NHS IT has never been the best, it has always lagged behind other industries. Since 2010, though, NHS funding has been cut, in real terms. Since 2010, NHS funding has only risen by 0.9% each year (16), less than inflation, and far less than the rising demand on the NHS and rising healthcare costs. Faced with increasing demand and increasing costs NHS managers had no choice but to reduce spending on capital projects, such as updating computers.

Jeremy Hunt was nowhere to be found over the weekend of the cyber attack (But they say Hunt never works weekends). It was left to Amber Rudd, the Home Secretary, to give the Government’s response to this latest NHS crisis, on the Sunday, instead of the Minister of Health. Hunt was door-stepped by the BBC on Monday morning but refused to answer any questions (17). He later gave an interview to the BBC (18) were he too wagged the finger of blame, claiming “lessons will be learned.” Under repeated questioning, Hunt denied that the cyber attack was due to underfunding of the NHS, and at one point tried to say the hackers actually targeted to NHS.

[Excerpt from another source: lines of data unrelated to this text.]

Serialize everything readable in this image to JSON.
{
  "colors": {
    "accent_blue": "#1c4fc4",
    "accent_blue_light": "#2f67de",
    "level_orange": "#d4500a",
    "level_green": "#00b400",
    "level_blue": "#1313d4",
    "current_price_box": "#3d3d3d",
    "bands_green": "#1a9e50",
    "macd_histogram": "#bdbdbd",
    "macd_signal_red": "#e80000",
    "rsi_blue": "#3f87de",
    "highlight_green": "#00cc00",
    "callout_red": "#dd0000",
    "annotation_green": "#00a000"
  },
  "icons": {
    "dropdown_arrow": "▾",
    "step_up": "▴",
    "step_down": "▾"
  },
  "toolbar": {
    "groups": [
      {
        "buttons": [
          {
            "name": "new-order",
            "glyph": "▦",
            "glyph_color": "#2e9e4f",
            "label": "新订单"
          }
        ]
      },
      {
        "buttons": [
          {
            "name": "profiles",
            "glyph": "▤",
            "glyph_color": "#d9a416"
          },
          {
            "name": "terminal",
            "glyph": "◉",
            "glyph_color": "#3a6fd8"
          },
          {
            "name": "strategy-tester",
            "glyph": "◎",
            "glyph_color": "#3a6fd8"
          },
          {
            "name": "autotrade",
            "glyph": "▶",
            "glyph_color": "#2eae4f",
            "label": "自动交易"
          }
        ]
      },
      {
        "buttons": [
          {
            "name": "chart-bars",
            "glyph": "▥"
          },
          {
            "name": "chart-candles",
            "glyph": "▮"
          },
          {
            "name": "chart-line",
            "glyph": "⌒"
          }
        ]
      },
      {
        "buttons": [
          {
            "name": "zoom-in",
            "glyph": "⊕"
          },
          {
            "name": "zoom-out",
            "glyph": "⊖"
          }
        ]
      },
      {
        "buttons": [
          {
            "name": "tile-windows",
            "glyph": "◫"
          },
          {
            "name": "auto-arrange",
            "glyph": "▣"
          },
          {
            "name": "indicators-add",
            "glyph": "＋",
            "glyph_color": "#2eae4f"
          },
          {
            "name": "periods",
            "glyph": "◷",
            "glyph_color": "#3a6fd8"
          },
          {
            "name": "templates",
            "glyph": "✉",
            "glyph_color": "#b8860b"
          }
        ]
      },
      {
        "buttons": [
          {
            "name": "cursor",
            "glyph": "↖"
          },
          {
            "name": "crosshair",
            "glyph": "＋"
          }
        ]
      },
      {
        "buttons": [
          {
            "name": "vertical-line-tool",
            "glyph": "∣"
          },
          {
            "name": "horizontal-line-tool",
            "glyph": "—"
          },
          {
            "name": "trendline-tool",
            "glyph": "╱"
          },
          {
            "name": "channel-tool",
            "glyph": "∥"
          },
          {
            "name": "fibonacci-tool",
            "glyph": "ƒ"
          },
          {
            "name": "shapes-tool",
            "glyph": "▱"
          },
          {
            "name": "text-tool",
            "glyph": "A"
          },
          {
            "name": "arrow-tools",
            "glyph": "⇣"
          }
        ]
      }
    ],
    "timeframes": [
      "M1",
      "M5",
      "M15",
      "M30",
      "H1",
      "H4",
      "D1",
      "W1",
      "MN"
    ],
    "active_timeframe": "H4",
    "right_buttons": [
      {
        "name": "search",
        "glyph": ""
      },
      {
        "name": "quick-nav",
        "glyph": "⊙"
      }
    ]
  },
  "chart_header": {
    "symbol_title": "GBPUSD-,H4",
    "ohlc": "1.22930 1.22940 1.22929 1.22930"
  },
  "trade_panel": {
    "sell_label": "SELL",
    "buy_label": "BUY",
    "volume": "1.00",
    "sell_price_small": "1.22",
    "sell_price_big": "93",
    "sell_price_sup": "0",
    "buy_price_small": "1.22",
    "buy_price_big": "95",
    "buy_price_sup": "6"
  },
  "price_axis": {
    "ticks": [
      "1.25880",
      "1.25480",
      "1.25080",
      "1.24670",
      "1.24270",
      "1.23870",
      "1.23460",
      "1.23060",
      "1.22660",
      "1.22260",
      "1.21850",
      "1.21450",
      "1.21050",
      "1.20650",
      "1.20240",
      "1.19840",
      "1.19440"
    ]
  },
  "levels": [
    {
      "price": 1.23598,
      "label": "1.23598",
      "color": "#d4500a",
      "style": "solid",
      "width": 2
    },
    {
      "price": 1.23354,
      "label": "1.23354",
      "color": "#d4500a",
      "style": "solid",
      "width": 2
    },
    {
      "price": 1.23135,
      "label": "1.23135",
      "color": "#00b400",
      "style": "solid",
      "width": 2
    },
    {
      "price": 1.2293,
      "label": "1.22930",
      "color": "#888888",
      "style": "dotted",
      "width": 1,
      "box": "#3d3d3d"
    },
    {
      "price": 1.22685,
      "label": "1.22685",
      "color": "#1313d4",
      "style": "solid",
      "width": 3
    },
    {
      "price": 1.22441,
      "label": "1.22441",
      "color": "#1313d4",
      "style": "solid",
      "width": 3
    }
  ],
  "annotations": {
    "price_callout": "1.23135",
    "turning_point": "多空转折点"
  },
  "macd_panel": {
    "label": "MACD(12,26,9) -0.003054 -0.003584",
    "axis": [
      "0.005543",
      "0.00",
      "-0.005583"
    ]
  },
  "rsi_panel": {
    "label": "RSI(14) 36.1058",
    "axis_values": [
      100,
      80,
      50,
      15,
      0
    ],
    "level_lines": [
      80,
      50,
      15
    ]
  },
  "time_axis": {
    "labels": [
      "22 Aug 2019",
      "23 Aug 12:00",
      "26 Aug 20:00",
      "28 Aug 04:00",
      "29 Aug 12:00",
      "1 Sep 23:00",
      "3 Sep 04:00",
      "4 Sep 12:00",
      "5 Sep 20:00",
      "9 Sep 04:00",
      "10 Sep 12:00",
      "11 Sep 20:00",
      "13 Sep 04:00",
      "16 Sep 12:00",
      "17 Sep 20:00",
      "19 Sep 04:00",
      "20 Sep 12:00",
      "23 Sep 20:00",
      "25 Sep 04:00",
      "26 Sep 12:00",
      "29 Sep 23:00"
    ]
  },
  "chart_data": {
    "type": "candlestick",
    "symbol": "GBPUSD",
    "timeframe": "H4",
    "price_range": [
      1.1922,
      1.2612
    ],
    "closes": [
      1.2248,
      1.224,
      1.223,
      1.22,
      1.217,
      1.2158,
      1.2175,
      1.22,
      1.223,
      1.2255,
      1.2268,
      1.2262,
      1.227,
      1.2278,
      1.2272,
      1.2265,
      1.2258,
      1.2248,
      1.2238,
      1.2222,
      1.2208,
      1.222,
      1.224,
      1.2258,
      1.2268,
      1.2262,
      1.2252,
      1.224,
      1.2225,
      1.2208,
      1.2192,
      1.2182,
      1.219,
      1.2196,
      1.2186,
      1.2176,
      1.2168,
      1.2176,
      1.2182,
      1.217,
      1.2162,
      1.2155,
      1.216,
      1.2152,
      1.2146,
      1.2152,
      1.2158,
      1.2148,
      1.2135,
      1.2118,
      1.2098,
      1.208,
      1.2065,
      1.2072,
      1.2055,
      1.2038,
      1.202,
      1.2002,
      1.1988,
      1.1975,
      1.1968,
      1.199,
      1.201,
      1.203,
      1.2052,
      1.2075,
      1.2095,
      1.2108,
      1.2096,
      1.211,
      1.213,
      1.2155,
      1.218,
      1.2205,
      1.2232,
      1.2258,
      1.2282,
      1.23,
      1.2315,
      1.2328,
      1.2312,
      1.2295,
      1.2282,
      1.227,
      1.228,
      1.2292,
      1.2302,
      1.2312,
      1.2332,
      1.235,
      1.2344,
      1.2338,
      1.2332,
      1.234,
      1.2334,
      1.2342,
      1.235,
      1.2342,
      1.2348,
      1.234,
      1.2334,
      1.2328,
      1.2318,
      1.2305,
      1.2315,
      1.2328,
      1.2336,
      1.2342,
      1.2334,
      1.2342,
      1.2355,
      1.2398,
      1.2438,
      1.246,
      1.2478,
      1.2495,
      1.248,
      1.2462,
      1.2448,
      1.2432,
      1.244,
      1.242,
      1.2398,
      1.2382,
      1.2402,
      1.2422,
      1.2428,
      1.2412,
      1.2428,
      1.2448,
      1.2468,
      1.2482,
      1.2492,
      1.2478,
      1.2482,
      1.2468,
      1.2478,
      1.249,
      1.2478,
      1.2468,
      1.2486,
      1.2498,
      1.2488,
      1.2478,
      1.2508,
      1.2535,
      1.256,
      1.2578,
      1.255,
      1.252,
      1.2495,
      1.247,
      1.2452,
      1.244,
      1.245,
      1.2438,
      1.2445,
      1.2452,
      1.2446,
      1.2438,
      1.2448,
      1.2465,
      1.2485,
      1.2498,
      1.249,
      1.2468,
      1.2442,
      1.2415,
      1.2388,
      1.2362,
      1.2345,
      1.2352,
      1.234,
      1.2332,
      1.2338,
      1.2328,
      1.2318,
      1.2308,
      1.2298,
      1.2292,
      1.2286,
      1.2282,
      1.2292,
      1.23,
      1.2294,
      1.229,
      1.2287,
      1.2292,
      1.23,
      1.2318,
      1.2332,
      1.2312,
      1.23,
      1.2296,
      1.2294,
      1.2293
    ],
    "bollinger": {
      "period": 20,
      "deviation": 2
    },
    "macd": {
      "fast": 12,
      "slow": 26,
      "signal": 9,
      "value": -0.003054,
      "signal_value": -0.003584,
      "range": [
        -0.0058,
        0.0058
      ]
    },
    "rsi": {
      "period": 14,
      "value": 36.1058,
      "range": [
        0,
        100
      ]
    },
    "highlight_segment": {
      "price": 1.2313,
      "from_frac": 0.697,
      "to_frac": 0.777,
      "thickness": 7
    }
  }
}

What seems to have coloured the response to this cyber attack is the opportunity to bash the NHS. So much of our media used it as a chance to attack the NHS, claiming it was the fault of managers and that “warnings” were deliberately ignored. The government was quick to point the finger of blame at the NHS, implying that they had done everything they could and the fault for the attack lay with NHS Trusts. Very few people sat back and asked the real questions about why the NHS was so vulnerable, why was the NHS still using such out of date software?

Again the NHS was vulnerable because of it chronic underfunding, it the same course that lead underpinned last winter’s crisis (19), and yet it was ignored again by our media and politicians. It seems that it is far easier to bash the NHS than admit a very uncomfortable truth.